Ninety-three percent of Nigerians still save a portion of their income despite rising inflationary pressures which has squeezed incomes, a new survey has shown.
The survey report titled ‘In Pursuit of Value’ by KPMG Nigeria and Ghana highlighted diverse value-seeking behaviours across customer segments.
“In Nigeria, 93 percent of respondents actively save a portion of their income each month, underscoring a resilient culture of saving despite the challenging economic conditions,” the report said.
It said while the percentage of individuals saving over 20 percent of their income has declined by seven percentage points to about 20 percent compared to 2022, there has been a noteworthy 6-percentage point increase in those saving between five to 20 percent of their income.
“This indicates that, despite the decreasing purchasing power of customers, the dedication to preserving and growing their financial resources through saving is enduring.”
The report revealed that in Ghana, 92 percent of respondents affirmed their commitment to saving but only one in five is able to set aside more than twenty percent of their income, signalling that rising costs have eroded disposable incomes.
“In response to this challenge, some Ghanaians have turned to saving in foreign currencies to safeguard the value of their money.”
Nigeria’s inflation rate, which has been in double digits since 2016, increased significantly this year due to the removal of petrol subsidy and the naira devaluation.
This has weakened the purchasing power of cash-strapped Nigerians, put a strain on disposable incomes among households and impacted the operations of many businesses.
Higher petrol prices and foreign exchange costs have continued to cause a spike in the country’s inflation rate.

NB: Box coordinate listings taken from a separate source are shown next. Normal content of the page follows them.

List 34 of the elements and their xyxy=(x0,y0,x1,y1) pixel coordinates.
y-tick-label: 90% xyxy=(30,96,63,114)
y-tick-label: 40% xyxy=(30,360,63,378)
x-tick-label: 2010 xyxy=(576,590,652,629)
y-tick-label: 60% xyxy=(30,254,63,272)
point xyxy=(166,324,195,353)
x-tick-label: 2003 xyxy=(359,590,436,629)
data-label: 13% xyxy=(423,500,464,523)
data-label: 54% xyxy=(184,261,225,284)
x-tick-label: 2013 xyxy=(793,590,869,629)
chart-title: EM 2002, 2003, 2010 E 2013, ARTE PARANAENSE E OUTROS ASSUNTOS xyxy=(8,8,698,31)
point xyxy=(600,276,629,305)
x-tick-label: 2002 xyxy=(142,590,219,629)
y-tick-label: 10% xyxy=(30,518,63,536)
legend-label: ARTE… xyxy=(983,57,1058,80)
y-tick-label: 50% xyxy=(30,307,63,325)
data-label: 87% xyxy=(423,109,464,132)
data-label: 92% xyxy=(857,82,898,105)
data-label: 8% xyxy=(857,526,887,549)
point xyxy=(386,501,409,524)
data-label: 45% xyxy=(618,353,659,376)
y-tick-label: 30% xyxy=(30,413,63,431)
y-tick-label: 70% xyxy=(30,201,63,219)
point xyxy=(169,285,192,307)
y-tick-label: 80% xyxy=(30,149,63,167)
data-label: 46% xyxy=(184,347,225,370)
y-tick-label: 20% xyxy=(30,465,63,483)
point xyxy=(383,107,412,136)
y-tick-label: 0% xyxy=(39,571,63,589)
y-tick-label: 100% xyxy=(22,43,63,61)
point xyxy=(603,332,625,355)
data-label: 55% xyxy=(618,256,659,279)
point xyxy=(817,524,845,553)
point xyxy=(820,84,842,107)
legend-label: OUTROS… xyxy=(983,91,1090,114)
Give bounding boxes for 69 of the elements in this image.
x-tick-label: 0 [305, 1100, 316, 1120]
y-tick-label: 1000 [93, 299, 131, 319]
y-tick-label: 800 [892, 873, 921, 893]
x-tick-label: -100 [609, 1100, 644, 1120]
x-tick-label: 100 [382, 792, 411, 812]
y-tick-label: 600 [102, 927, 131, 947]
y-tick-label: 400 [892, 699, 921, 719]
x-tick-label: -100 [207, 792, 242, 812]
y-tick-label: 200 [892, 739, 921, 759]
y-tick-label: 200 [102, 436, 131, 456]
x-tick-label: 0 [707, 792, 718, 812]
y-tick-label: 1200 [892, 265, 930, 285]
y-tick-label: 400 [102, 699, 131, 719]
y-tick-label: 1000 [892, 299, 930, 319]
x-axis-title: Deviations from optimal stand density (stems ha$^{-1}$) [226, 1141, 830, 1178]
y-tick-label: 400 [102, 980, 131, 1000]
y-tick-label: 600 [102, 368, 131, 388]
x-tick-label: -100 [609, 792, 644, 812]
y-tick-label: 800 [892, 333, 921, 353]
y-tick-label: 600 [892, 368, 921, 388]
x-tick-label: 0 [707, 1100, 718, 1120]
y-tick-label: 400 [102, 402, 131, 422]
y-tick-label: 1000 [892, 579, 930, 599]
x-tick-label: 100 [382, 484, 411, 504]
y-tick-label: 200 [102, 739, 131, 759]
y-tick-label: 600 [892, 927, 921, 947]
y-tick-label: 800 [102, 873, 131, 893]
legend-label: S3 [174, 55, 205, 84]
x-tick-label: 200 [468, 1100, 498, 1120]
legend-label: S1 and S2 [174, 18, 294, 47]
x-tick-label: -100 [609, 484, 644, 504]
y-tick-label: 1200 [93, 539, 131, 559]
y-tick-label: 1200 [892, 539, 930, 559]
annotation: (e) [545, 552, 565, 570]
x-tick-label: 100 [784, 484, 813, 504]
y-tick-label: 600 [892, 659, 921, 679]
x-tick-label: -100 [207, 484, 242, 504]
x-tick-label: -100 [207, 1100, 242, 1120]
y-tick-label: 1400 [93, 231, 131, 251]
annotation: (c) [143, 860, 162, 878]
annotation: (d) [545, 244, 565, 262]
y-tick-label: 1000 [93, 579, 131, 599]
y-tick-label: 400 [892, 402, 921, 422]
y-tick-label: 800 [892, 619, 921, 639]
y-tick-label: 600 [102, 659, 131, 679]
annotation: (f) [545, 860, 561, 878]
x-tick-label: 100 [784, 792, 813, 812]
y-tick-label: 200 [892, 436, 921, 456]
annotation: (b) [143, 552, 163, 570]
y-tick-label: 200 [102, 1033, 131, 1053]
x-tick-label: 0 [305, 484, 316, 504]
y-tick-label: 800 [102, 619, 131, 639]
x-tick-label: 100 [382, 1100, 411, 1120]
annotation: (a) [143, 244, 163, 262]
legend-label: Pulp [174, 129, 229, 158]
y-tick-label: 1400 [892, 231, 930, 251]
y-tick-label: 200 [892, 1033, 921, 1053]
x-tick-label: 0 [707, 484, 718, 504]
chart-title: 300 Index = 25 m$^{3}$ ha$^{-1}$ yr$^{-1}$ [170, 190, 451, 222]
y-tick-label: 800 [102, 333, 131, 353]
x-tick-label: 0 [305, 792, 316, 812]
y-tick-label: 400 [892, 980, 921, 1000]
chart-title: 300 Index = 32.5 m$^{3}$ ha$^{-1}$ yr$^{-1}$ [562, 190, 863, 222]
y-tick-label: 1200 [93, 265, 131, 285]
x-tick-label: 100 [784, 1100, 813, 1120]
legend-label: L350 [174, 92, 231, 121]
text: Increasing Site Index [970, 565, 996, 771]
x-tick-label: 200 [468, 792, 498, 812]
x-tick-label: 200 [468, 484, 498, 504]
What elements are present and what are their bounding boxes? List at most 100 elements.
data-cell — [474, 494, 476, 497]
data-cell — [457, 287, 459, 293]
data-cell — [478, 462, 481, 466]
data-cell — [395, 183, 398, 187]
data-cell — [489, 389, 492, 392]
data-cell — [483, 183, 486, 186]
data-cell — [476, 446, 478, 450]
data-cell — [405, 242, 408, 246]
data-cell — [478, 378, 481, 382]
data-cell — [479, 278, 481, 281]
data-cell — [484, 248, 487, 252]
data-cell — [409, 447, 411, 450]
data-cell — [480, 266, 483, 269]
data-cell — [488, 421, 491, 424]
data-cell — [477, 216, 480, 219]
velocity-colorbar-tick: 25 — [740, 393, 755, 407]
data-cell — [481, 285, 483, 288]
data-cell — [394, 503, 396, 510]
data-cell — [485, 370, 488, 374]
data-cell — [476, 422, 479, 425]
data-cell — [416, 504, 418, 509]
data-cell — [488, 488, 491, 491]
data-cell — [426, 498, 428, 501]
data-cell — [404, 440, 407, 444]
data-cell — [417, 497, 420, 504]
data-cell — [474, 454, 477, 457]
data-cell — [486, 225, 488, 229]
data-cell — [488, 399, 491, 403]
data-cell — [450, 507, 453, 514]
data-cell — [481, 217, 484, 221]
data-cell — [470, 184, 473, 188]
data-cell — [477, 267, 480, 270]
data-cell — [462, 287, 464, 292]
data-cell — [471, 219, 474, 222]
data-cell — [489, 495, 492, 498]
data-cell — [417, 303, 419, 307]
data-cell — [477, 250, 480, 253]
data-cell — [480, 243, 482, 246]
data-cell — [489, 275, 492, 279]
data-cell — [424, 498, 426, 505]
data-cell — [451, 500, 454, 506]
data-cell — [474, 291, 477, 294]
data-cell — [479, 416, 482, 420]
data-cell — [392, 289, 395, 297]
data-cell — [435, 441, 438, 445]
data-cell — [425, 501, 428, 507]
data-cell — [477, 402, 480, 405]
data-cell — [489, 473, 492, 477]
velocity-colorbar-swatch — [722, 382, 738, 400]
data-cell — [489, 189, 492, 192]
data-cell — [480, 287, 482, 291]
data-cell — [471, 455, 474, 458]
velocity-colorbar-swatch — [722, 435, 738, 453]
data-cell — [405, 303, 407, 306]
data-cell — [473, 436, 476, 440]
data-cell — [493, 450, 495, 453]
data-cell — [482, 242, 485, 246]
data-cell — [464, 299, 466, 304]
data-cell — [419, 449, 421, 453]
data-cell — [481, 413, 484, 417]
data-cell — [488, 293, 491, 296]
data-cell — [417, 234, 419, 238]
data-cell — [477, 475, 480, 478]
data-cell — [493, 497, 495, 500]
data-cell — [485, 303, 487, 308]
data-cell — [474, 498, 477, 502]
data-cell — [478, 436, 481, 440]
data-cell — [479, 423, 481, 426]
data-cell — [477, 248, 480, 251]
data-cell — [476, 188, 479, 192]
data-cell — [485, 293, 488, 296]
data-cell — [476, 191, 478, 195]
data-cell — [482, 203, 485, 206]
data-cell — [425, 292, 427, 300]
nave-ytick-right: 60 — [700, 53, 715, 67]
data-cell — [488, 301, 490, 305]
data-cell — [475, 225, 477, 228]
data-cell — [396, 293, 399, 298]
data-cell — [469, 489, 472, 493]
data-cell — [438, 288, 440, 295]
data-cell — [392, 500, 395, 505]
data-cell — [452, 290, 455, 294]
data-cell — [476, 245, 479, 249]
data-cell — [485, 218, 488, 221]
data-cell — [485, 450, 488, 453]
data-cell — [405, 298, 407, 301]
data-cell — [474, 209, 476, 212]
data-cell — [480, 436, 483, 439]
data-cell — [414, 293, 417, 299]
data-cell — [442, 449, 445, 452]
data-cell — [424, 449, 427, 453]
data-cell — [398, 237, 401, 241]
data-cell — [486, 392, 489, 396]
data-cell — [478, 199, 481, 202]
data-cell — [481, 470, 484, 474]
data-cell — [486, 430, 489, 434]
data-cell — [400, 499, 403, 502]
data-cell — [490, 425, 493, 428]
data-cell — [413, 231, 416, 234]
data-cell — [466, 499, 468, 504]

According to the National Bureau of Statistics, headline inflation rose to 28.2 percent in November, hitting a new 18-year high, from 27.33 percent in October.
As inflation diminishes the purchasing power of the population, we are witnessing a race to preserve the value of investments with individuals actively seeking ways to mitigate risks, according to authors of the KPMG report.
“People are comparing rates across different providers, seeking higher returns, and even changing the format in which they save. In June 2023, the total balance in domiciliary accounts in Nigeria’s commercial and merchant banks increased by more than a fifth,” they said.
They noted a growing trend of investing in alternative assets as 23 percent of Gen Z customers hold digital currency principally for investment and savings.
“With a decline in purchasing power comes an increased need for credit facilities to meet basic needs. We have observed a steady increase in the number of respondents who consider accessing loans extremely important.”
BusinessDay reported on Thursday that the demand for bank loans by consumers in Nigeria has risen to the highest in nearly four years.
Consumer credit rose by 16.9 percent to N2.99 trillion in August from N2.56 trillion in the previous month, according to the latest data from the Central Bank of Nigeria (CBN). It also rose year-on-year by 23.1 percent from N2.43 trillion in August last year.
“The rise in consumer credit could be attributed to increased demand for credit facilities by economic agents,” the CBN said in the report.